Unless, by Carol Shields

Dec 27, 2013 13:43

I met my goal of 12 reviews for this site in 12 months. Go me. and I finally got a book from the 21st Century.

Unless, by Carol Shields

It happens that I am going through a period of great unhappiness and loss just now. All my life, I've heard people speak of finding themselves in acute pain, bankrupt in spirit and body, but I've never understood what they meant. To lose. To have lost. I believed these visitations of darkness lasted only a few minutes or hours and that these saddened people, in between bouts, were occupied, as we all were, with the useful monotony of happiness. But happiness is not what I thought. Happiness is the lucky pane of glass you carry in your head. It takes all your cunning just to hang on to it, and once it's smashed you have to move into a different sort of life.

First-person novels in which the narrator is a writer with similar general characteristics to the author of the book always flummox me a little. I keep wondering how much of it is autobiographical. It's like listening to a band sing a song about themselves singing.

Carol Shields is a Canadian writer with multiple awards. The heroine of Unless is also Canadian, maybe a little younger, with at least one award. Nothing happens to "Reta" in the book that could not conceivably have happened to Carol Shields. The two focal points of the book are Reta's constant looking back to her coming of age in the Sixties and comparing her ideals and moral compass then with how her life is now; and her concern about her oldest daughter, who, after doing very well in college, suddenly dropped out without a degree and took up sitting on street corners with a sign that says "Goodness".

The chapters are brief and disjointed. To emphasize their disjointedness, the chapter titles consist of conjunctions, prepositions and interjections; however those little connective words do add meaning to the chapters if you notice and emphasize those words when they appear in that chapter (Think of the famous Spartan reply to the Persians' ultimatum: "IF").

Gender issues make a big part of Reta's moral compass. She wonders if her daughter left school because of the school's failure to include enough female authors in the curriculum, and she begins to write to critics, professors and other literary critics (the letters are printed in full as their own chapters) to scold them for noninclusiveness in their work.

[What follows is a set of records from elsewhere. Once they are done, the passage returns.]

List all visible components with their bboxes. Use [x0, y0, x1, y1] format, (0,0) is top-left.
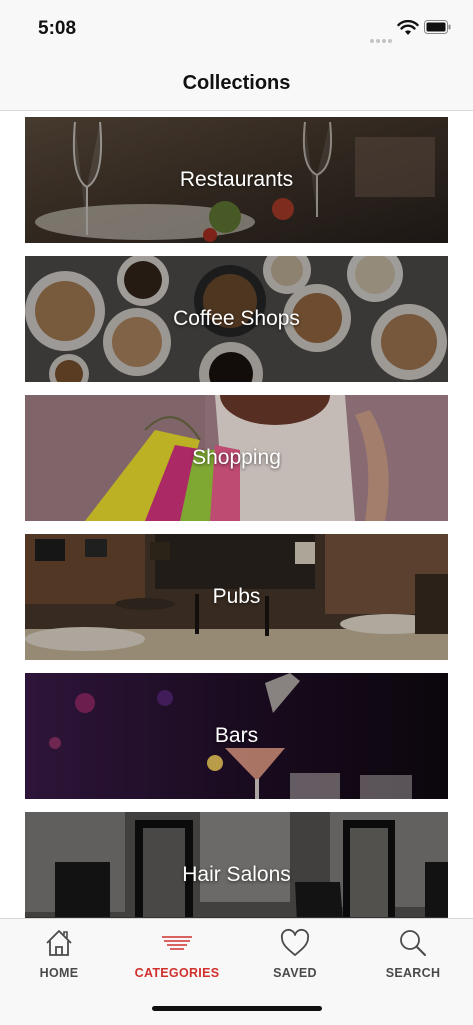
collection-card-hair-salons[interactable]: Hair Salons — [25, 812, 448, 918]
collection-card-bars[interactable]: Bars — [25, 673, 448, 799]
collection-label-bars: Bars — [214, 724, 259, 747]
heart-icon — [280, 928, 310, 956]
search-icon — [400, 930, 426, 956]
navigation-bar: Collections — [0, 56, 473, 111]
tab-categories-label: CATEGORIES — [134, 966, 220, 980]
tab-categories[interactable]: CATEGORIES — [118, 919, 236, 991]
collection-card-shopping[interactable]: Shopping — [25, 395, 448, 521]
collection-label-pubs: Pubs — [212, 585, 261, 608]
status-bar: 5:08 — [0, 0, 473, 56]
status-time: 5:08 — [38, 18, 77, 39]
tab-saved[interactable]: SAVED — [236, 919, 354, 991]
collection-label-restaurants: Restaurants — [179, 168, 294, 191]
collection-label-hair-salons: Hair Salons — [182, 863, 291, 886]
collections-list[interactable]: Restaurants Coffee Shops Shopping Pubs B… — [0, 111, 473, 918]
tab-home-label: HOME — [39, 966, 79, 980]
home-icon — [46, 930, 72, 956]
collection-label-shopping: Shopping — [192, 446, 281, 469]
wifi-icon — [397, 20, 419, 35]
battery-icon — [424, 20, 451, 34]
tab-search[interactable]: SEARCH — [354, 919, 472, 991]
collection-card-restaurants[interactable]: Restaurants — [25, 117, 448, 243]
signal-icon — [370, 30, 394, 48]
collection-card-pubs[interactable]: Pubs — [25, 534, 448, 660]
tab-saved-label: SAVED — [273, 966, 317, 980]
categories-icon — [162, 936, 192, 950]
home-indicator — [152, 1006, 322, 1011]
page-title: Collections — [182, 72, 291, 94]
tab-home[interactable]: HOME — [0, 919, 118, 991]
tab-search-label: SEARCH — [385, 966, 441, 980]
collection-card-coffee-shops[interactable]: Coffee Shops — [25, 256, 448, 382]
collection-label-coffee-shops: Coffee Shops — [173, 307, 300, 330]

She encounters an editor who wants to rewrite her new book into a completely different work "to make it more relevant". Sometimes, I couldn't tell if Reta's flashbacks were meant to highlight her previous ideals as being something silly that young people do, or if they were meant to highlight what's wrong with her present life in that she strayed from her true path. Possibly she's trying to make up her mind which it is.